So Alexey,
While I can certainly hear the angst in your monologue (I have shared it at times in the past) and, while all the things you mention could be taken to be important in the context you’ve given (contemporary society) I’ll have to stick with the wisdom an old acquaintance of my childhood stated: “You cain’t fix stupid!”
IMO most of what your proposing is emerging organically, where the Internet is readily available, ie: informative websites, free education, neutral fact based analyses of many kinds of things, and in its absence, the raw information to draw your own conclusions from….
But evaluating things logically, making informed decisions, constantly adding to your understanding are traits that not everyone possesses or desires.
Anti-intellectualism stems from the intelligent people who focus on manipulation as their primary advantage over others. They breed distrust of “fancy thinking” (something we’d call expertise) and propose deceptively simple solutions to complex problems. The only channel that can reach a broad enough audience to affect the outcome of mass decisions is the media, and the media relies heavily on deception.

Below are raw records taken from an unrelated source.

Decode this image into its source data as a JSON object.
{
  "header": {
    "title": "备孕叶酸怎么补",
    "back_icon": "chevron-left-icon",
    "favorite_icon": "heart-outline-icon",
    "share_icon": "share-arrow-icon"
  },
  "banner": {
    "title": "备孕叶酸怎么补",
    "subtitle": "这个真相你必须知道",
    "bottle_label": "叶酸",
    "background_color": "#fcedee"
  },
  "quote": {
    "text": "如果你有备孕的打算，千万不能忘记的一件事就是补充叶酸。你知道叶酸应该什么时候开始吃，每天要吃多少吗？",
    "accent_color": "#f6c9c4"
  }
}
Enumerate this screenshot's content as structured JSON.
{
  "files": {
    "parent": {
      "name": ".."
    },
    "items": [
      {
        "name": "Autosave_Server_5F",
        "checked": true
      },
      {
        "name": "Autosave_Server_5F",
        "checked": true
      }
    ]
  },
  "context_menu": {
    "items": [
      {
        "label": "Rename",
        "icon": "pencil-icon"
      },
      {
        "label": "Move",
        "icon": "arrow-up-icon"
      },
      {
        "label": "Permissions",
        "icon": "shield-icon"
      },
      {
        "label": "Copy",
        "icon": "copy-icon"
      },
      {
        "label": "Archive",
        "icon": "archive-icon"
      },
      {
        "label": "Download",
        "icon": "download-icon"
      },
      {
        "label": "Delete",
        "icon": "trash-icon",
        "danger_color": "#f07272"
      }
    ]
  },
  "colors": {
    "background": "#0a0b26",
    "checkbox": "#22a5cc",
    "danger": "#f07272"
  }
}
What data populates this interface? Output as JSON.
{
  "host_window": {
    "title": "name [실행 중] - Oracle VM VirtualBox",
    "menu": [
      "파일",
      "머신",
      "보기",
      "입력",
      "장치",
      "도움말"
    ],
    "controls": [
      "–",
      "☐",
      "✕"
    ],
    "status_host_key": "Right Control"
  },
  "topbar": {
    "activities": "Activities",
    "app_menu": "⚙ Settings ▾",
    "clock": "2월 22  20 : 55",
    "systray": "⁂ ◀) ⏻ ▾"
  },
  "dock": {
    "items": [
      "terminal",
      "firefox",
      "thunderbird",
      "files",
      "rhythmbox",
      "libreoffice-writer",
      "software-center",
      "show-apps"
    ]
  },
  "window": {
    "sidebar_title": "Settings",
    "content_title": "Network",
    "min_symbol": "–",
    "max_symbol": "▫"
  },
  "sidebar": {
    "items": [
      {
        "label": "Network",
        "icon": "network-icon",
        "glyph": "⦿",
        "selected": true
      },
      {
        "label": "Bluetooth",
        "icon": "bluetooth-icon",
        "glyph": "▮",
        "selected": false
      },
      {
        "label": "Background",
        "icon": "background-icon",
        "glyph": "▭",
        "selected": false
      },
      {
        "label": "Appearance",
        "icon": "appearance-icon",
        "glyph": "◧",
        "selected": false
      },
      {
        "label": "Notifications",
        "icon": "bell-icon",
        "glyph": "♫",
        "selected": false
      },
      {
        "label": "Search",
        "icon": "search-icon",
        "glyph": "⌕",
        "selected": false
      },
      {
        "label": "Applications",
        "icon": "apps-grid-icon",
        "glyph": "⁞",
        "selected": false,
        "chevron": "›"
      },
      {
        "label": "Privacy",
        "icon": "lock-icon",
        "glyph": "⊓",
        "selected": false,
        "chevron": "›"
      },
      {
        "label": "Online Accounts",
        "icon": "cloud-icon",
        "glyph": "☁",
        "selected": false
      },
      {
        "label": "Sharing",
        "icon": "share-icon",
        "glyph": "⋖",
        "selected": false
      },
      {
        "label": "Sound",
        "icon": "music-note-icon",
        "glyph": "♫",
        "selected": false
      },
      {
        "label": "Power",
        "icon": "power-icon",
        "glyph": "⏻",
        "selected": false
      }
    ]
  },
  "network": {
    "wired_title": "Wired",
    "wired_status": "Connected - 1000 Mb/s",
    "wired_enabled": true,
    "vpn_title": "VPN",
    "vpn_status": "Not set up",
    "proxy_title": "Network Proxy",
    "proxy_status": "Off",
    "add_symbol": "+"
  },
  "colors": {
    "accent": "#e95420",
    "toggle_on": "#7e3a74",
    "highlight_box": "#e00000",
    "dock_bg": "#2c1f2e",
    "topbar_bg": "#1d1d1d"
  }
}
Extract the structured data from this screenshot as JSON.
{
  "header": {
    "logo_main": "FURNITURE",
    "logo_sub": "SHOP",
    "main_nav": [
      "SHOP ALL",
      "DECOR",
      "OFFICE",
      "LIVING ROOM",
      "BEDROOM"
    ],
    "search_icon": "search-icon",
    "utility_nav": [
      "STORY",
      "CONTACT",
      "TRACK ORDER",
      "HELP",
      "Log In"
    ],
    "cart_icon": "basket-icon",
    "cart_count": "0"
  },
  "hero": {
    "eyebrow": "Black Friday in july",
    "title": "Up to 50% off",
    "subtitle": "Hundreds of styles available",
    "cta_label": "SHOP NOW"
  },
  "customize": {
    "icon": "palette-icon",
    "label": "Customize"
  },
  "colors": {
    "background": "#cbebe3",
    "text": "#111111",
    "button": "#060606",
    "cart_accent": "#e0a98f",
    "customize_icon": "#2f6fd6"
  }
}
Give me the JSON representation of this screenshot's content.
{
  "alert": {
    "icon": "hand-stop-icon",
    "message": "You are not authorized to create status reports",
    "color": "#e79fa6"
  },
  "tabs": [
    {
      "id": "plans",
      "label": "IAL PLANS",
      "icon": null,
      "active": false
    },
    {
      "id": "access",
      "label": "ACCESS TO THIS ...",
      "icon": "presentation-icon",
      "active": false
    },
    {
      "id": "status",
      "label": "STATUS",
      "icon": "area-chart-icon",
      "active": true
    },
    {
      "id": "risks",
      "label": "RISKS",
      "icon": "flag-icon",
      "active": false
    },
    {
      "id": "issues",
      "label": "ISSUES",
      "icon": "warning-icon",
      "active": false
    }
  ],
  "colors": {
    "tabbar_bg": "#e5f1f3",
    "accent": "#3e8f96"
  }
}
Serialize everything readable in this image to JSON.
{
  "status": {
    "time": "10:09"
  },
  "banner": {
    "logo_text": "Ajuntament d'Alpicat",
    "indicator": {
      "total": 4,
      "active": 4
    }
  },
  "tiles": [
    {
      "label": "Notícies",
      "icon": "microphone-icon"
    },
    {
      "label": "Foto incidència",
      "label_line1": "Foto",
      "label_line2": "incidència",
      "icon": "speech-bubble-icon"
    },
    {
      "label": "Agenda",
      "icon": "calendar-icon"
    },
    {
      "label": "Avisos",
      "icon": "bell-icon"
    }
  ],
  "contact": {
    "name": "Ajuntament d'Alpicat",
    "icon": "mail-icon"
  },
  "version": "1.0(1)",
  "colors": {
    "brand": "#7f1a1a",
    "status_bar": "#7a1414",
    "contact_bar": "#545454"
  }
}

Effective deceptions are not carried out by ignorant people, since you must understand an issue well enough to know what parts to enhance, distort, or omit.
This societal phenomenon in turn stems from cultural factors that allow people believe they need to have an advantage over others, i.e competition.(Competition is mostly counterproductive in a wealthy, machine enhanced societies)
So while I agree with your observations in the context thier presented, I see them more as inherent properties of cultural inertia, tradition, and human nature.
Things ARE changing for the better, despite whatever the current crisis looks like, people on the whole, make much more careful decisions than their parents and grandparents made due to much broader access to (mis)information, but progress is slow, and in any place you can strike up a conversation and find viewpoints so radically different from your own as to be nearly incomprehensible. (example: lets elect drumpf!)
I am much more in favor of disruption as a tool to reshape society, simply by rendering the concentration of control impossible.
This of course means decentralizing core elements of society.
If your awareness is broad, you may think I’m about to go off into Bitcoin and finance direction, since this “decentralization” is frequently discussed.
But I’m more inclined to see Bitcoin (and altcoins) as a transitional phase between “traditional” commerce and a moneyless future.
If you changed the means used to produce goods to be local, run on locally generated power, operating under automation and employing primarily recycled materials, you end up with the “Circular Economy” or what I have always called a closed loop society,
A transition to this model would utterly transform society: about 20% of all annual economic activity, worldwide, is shipping, much of it unnecessary, and carried out for stupid reasons (labor arbitrage, etc) local materials loops would shrink this by roughly 85%, local power would breed an autonomy, since macroeconomic influence would cease to exist i.e. the “economic stability” of your purchasing power would no longer revolve around an interest rate on something you’ve never heard of in a foreign city you’ll never see), labor inequality drives much of the class separation that fuels conflict within a society, automated local production, entirely eliminates the need for money AT ALL, money (a totally artificial creation) is a primary focus in much of modern life, but when you really examine it, its a terrible idea, that has some (mostly imputed) benefits but is at the root of more social and political problems than it solves, (inequality for instance is an inherent property of money) there are NO actual shortages, of anything! example: the US discards 250 million tons of household waste annually, while recycling does occur, up to 9% of the waste that ends up in landfills is metals!
At scrap prices this represent $40 billion worth of materials being buried annually, and this is only the US.
So a closed loop society could be adopted in a very short period of time (<10 years) if the mechanism to implement it met a short list of criteria:
Affordable — so anyone can obtain it (individuals, small communities).
Modular — so each innovation can be widely adopted, and it has general utility
Self extending (i.e. Recursive) — you can make more machines on the ones you already have.
Open — all the core elements designs must be readily available.
As partially shown by the spread of 3D Printers, these qualities can make for rapid propagation of any new concept.
Rational behavior is both required to implement a system such as this, and profoundly rewards those who adopt it.
With a closed loop society, we as a species could choose to move beyond the structural limitations inherent in our old political systems (in a society of abundance and local production, what would a politician provide?)
As you may have guessed by now, I am working on something to bring this about.
Its a project called CubeSpawn. The project is reasonably mature, we have Machines and Software that work. And a strategy to get these in circulation (it will be good to produce “profit” initially, but if it works, this becomes irrelevant within a decade, or less.
As before, I agree with your concerns, but I do not think an incremental change to one institution in the framework of society-as-it-currently-exists will counter anti-intellectualism or have a dramatic social impact, given the rate of the rate of change is accelerating geometrically.